4568748741_8496bbf5a4_c.jpgPhoto: André Ruoppolo Biazoti via Flickr, CC

The Dunes of Texel
This park might require an overnight stay, as it is a bit farther from Utrecht, located on the Frisian island of Texel. After a train, a ferry ride, and a bus, you can feel the cold whisper of the sea on your face in under three hours. The Frisian islands look like a strand of pearls on the map, a splatter on the page. How were they formed?

Dr. XYZ: “You continue to ask me the most obvious of questions. Haven’t you ever read a history book?
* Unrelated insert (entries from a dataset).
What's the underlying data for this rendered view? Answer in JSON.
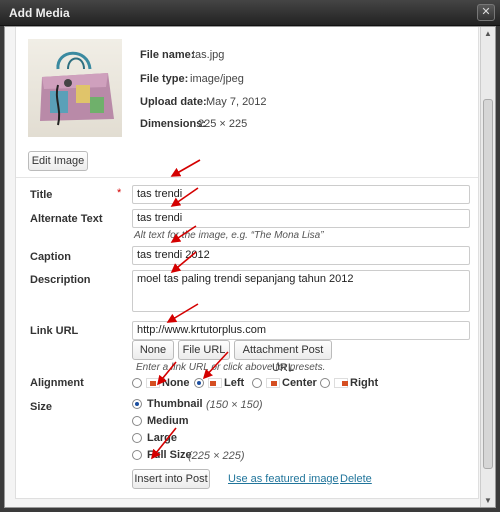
{
  "window": {
    "title": "Add Media"
  },
  "file_info": {
    "name_label": "File name:",
    "name_value": "tas.jpg",
    "type_label": "File type:",
    "type_value": "image/jpeg",
    "date_label": "Upload date:",
    "date_value": "May 7, 2012",
    "dims_label": "Dimensions:",
    "dims_value": "225 × 225"
  },
  "edit_image_label": "Edit Image",
  "form": {
    "title_label": "Title",
    "required_mark": "*",
    "title_value": "tas trendi",
    "alt_label": "Alternate Text",
    "alt_value": "tas trendi",
    "alt_help": "Alt text for the image, e.g. “The Mona Lisa”",
    "caption_label": "Caption",
    "caption_value": "tas trendi 2012",
    "description_label": "Description",
    "description_value": "moel tas paling trendi sepanjang tahun 2012",
    "link_label": "Link URL",
    "link_value": "http://www.krtutorplus.com",
    "link_buttons": [
      "None",
      "File URL",
      "Attachment Post URL"
    ],
    "link_help": "Enter a link URL or click above for presets.",
    "alignment_label": "Alignment",
    "alignment_options": [
      "None",
      "Left",
      "Center",
      "Right"
    ],
    "alignment_selected": "Left",
    "size_label": "Size",
    "size_options": [
      {
        "label": "Thumbnail",
        "dims": "(150 × 150)"
      },
      {
        "label": "Medium",
        "dims": ""
      },
      {
        "label": "Large",
        "dims": ""
      },
      {
        "label": "Full Size",
        "dims": "(225 × 225)"
      }
    ],
    "size_selected": "Thumbnail"
  },
  "actions": {
    "insert_label": "Insert into Post",
    "featured_label": "Use as featured image",
    "delete_label": "Delete"
  },
  "colors": {
    "accent": "#21759b",
    "arrow": "#d40000",
    "required": "#d40000"
  }
}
The Frisian islands were pulled out of the depths of the ocean on a rope pulled by a large quantity of seals, who tired of swimming yearned for the gentle kiss of the sun”.

8457723785_19383f0685_c.jpgPhoto: Rosa Menkaman via Flickr, CC

National Park Hoge Veluwe
The National Park Hoge Veluwe, easily accessible by public transportation, was one of my favorite day trips. Just about an hour from Utrecht, this lush green and gold-hued forest is filled with hidden wonders - elk and foxes and bicycles that you can ride free of charge. But throughout my time in the park, strange happenings occurred that I struggled to explain, flickers of life, as if from another time, that disappeared within seconds. If anyone could explain what was going on, it was Dr. XYZ. 

Dr. XYZ:  “When I was in the throes of my PhD in astrophysics, I spent long and sleepless nights hunched over the mathematical equations that represent the explosion that formed the beginnings of our current universe. Tracing one number to another, in a sleepless haze, it all became clear to me. A potent cluster of white-hot energy was hurled in the present day coordinates of The National Park Hoge Veluwe. Without a doubt, this park has an energetic pulse- thus, the light that dances through the trees, the sparkles on the ground that somehow elude your footsteps. Enter at your own risk, expecting intense discomfort or divine rapture, depending on your capacity for the uncanny”.